The rebrand, unveiled in India on 27 February, 2026, marks a structural shift in business model and identity. Once synonymous with married dating, the company now describes itself as the “premier destination for discreet dating” under a new tagline: Where Desire Meets Discretion.
The pivot is data-driven. Internal figures show that 57 per cent of global sign-ups between 1 January and 31 December, 2025 identified as single: a notable departure from the platform’s married core. The company argues that its community has already evolved beyond its original positioning.
“In an age where our lives have been constantly put on public display, privacy has become the new luxury,” said Ashley Madison chief strategy officer Paul Keable. He framed the platform’s offering as “ethical discretion” for singles, separated, divorced and non-monogamous users seeking private connections.
The shift also taps into wider digital fatigue. A global survey conducted by YouGov for Ashley Madison, covering 13,071 adults across Australia, Brazil, Canada, Germany, India, Italy, Mexico, Spain, Switzerland, the UK and the US, found mounting discomfort with hyper-public online lives.
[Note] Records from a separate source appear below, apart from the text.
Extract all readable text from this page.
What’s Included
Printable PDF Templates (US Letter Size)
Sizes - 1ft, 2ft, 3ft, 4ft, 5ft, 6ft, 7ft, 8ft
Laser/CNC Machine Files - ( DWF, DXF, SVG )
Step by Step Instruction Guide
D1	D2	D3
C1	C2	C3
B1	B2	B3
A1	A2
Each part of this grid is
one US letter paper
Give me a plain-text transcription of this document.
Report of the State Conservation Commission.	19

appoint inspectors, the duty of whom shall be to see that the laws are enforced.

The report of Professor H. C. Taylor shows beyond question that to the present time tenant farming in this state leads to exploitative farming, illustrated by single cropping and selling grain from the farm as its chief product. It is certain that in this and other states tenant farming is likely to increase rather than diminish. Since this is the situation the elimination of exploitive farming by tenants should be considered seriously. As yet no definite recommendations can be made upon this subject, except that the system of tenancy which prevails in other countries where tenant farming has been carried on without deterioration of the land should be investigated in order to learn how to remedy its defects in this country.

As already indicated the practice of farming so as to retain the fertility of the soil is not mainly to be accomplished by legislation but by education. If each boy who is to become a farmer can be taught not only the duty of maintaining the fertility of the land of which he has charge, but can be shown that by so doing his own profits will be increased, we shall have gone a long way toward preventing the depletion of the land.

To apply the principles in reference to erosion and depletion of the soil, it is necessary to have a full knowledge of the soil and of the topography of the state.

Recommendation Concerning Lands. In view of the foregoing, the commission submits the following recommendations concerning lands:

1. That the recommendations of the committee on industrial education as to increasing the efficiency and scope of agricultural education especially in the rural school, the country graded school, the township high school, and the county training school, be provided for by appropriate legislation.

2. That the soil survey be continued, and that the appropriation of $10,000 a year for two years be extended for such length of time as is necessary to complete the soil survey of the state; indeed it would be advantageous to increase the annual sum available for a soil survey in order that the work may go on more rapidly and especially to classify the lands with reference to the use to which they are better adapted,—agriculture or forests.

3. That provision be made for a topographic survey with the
Among dating app users, 30 per cent cited constant swiping and messaging as a source of fatigue, while 24 per cent pointed to pressure to curate public-facing profiles and early personal disclosure. Some 27 per cent said fears of screenshots or information being shared contributed to exhaustion; an equal share cited unwanted attention.
The retreat from oversharing appears broader. According to the survey, 46 per cent of adults actively try to keep most aspects of their life private online. Only 8 per cent feel comfortable sharing most aspects publicly, while 35 per cent say they are becoming more selective about what they disclose.
Ashley Madison is betting that this cultural recalibration towards controlled visibility can be monetised. By doubling down on privacy infrastructure and reframing itself around discretion rather than infidelity, the company is attempting to convert reputational baggage into a premium proposition.